If a call to 911 is made in error, please stay on the line and let the Telecommunicator know the call was made in accidentally. Accidental 911 calls cause problems for the public safety community, which must spend time and resources to determine whether a 911 call is real or accidental. A Telecommunicator must stay on the line to make this determination. If no one is on the line, the Telecommunicator must send the police to determine whether the call is real or accidental.
If a 911 hang-up is received and no one answers when the number is called back, the Telecommunicator may spend even more time trying to reach the caller, or even dispatch emergency services to help the caller. These efforts waste resources and divert scarce public safety personnel from other 911 calls reporting real emergencies.
Reduce Accidental Calls
You can help reduce accidental 911 calls by:
- Locking keypads using the keypad lock feature. Keypad locks, some of which can be programmed to activate automatically, prevent a phone from responding to keystrokes until you unlock the keypad using a short combination of key presses.

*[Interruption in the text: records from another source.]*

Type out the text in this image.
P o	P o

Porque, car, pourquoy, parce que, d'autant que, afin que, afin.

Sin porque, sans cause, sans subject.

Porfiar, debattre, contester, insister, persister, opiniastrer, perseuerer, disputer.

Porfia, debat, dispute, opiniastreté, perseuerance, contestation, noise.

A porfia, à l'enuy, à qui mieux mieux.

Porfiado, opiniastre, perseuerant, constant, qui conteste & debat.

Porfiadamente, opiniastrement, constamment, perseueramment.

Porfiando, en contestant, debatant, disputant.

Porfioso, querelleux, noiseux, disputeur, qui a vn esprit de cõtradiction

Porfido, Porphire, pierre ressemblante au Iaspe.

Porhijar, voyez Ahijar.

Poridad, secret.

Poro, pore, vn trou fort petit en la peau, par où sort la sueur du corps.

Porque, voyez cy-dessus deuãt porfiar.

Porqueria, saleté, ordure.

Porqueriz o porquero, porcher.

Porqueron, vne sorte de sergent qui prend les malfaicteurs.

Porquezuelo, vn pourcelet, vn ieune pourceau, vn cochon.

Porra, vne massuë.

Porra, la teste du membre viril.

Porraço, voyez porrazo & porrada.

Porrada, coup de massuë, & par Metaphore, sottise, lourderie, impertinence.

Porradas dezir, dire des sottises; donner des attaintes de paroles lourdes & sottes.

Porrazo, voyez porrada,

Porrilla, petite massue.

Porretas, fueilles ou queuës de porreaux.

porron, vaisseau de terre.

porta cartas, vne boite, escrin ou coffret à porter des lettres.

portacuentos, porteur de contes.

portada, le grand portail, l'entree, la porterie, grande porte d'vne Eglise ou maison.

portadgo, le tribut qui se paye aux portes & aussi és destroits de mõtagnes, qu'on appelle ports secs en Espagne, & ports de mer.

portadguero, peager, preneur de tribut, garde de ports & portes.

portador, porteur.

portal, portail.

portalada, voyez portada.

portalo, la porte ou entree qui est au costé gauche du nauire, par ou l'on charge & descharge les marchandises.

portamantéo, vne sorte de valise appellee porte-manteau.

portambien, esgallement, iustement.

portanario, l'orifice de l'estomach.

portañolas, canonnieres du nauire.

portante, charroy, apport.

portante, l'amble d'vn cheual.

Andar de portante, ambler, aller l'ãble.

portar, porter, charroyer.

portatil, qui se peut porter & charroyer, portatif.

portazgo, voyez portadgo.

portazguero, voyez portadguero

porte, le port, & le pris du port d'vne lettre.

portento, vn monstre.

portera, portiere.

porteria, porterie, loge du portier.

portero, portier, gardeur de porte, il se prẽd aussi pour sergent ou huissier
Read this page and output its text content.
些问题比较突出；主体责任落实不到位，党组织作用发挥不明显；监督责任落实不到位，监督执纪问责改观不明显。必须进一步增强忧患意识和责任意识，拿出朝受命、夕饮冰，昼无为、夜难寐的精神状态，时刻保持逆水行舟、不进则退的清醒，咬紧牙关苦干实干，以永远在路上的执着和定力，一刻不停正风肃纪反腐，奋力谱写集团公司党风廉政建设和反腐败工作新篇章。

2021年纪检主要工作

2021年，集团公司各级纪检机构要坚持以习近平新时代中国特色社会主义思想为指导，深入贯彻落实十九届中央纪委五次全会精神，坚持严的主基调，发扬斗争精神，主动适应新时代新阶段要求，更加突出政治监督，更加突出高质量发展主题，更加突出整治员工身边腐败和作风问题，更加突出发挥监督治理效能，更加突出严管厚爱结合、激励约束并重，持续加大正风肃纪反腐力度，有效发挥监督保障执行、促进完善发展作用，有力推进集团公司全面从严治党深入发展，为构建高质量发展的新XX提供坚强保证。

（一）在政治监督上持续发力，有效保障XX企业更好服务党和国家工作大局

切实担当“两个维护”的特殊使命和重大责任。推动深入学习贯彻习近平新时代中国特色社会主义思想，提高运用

- Turning off the 911 auto-dial feature, if your phone has one. To determine whether your phone has this feature and how to turn it off, check your user manual or the manufacturer's website, or call your service provider.
- Refraining from programming your wireless phone to speed or automatically dial 911. Many major wireless phone manufacturers and wireless service providers are also taking steps to help solve this problem. For example, wireless service providers have requested that manufacturers not offer the 911 auto-dial feature on new phones, or turn it off prior to shipment.